Menu

Construct validiteit

Boek blz. 153.

Meet een meting een specifiek psychologisch construct? Dus: Laten test scores een verschil zien in het construct? De focus ligt op de beschrijving van breed en abstract gedrag. Het gaat erover of de testscores betekenisvolle informatie geven over baanprestatie.

- Convergent validity

Boek blz. 155.
Zou gerelateerd moeten zijn aan scores op andere metingen van hetzelfde construct.

-- Divergent validity

Boek blz. 155.
Zou ongerelateerd moeten zijn aan instrumenten die niet bedoeld zijn om het construct te meten.

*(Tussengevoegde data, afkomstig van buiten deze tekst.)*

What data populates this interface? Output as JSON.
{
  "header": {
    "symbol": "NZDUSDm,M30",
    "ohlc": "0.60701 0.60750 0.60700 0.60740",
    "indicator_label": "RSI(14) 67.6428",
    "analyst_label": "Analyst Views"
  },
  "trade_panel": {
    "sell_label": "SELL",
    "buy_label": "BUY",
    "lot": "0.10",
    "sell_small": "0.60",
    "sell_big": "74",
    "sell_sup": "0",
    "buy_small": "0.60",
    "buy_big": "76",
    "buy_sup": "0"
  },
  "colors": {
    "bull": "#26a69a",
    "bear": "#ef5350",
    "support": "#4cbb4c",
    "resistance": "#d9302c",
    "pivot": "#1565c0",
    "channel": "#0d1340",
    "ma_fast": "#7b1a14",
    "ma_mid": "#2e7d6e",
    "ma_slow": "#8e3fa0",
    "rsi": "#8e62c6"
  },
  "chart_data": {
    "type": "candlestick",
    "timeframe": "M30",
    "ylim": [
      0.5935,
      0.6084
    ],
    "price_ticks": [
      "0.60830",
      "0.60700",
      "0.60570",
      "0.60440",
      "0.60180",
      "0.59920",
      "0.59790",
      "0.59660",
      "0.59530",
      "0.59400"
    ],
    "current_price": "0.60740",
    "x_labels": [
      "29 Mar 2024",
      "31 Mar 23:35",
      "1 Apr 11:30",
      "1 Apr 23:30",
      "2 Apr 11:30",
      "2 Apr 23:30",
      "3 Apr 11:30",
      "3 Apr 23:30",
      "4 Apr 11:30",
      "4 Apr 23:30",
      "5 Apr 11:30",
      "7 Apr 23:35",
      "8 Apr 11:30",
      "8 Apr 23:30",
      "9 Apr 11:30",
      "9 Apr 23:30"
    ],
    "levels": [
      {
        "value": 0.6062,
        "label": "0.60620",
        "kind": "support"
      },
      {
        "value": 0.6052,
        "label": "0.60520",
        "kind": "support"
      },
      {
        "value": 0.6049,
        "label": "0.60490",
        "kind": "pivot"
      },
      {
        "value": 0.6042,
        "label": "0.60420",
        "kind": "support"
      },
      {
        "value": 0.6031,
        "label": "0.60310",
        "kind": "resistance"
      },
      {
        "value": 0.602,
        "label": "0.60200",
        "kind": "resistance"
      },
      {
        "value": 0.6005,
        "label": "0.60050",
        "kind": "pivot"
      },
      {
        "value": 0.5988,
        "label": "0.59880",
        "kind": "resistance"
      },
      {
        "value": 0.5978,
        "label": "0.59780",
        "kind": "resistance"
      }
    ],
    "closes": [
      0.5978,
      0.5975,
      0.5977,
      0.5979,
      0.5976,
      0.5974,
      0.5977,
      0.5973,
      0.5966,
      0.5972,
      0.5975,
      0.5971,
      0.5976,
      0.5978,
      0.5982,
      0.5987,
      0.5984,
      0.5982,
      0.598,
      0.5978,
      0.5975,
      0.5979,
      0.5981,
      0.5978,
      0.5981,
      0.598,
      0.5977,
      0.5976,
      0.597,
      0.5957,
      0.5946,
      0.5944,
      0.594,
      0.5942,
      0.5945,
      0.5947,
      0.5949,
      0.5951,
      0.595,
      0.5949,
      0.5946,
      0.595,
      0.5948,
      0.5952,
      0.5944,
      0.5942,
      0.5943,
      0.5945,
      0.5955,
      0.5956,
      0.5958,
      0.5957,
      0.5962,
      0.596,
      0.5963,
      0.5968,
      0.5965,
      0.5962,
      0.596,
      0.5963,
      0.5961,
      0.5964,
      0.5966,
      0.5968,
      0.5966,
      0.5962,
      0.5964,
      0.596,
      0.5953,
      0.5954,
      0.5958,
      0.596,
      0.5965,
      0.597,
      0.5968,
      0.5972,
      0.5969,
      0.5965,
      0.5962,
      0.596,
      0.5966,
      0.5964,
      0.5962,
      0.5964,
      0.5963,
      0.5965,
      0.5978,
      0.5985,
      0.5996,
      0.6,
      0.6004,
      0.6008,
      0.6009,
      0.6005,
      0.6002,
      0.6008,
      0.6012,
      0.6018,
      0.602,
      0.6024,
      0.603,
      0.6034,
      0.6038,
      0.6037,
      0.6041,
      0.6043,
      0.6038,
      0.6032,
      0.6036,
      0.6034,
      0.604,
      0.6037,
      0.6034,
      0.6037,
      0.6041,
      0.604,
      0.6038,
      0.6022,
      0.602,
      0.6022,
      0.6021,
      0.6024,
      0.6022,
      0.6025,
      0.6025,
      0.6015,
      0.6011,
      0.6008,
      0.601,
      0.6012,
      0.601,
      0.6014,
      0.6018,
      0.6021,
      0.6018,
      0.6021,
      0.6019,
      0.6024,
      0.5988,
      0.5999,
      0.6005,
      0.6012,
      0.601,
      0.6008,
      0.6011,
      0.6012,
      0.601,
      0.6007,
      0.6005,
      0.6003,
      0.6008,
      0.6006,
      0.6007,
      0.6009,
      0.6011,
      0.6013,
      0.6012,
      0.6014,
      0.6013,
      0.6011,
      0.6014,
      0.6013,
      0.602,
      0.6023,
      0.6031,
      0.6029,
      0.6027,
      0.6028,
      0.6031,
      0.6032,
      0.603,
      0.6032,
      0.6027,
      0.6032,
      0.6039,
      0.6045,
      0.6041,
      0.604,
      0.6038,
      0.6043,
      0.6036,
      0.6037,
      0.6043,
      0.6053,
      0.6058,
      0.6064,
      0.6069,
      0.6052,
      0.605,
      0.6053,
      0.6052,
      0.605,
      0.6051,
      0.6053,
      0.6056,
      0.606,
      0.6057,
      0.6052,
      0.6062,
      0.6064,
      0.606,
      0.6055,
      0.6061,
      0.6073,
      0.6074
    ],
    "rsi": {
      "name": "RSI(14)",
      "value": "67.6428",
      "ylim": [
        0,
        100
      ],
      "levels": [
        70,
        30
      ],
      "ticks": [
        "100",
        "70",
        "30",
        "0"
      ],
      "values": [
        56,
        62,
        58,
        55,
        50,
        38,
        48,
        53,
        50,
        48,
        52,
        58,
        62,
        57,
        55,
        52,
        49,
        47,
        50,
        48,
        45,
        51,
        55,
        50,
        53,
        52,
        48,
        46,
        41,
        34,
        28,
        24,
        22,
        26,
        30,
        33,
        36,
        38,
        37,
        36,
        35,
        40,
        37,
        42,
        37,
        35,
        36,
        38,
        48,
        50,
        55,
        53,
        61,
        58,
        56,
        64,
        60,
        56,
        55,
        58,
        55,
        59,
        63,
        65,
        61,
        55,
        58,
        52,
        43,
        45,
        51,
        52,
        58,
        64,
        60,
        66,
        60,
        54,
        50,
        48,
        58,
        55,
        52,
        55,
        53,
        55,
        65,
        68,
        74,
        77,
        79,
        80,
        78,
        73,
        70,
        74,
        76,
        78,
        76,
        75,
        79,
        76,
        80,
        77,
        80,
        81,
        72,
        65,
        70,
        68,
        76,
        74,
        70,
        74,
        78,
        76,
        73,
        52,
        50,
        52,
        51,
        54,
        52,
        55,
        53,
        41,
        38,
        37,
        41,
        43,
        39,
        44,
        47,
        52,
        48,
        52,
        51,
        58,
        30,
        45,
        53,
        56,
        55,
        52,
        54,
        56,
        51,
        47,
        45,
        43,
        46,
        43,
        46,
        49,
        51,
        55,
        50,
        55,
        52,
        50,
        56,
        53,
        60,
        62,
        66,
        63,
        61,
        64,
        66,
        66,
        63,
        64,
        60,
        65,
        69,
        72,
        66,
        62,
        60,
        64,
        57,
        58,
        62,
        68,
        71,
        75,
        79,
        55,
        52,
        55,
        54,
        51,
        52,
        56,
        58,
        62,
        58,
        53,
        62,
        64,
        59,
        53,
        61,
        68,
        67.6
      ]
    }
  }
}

- Multitrait-multimethod (MTMM) matrix

Boek blz. 155.

Iedere test die een gegeven trek (trait) meet is een single method. Als we de relatieve bijdrage van een trek en methode variantie van test scores willen weten, moet meer dan één trek bestudeert worden en meerdere methoden worden gehanteerd. Dit wordt mogelijk in een multitrait-multimethod matrix.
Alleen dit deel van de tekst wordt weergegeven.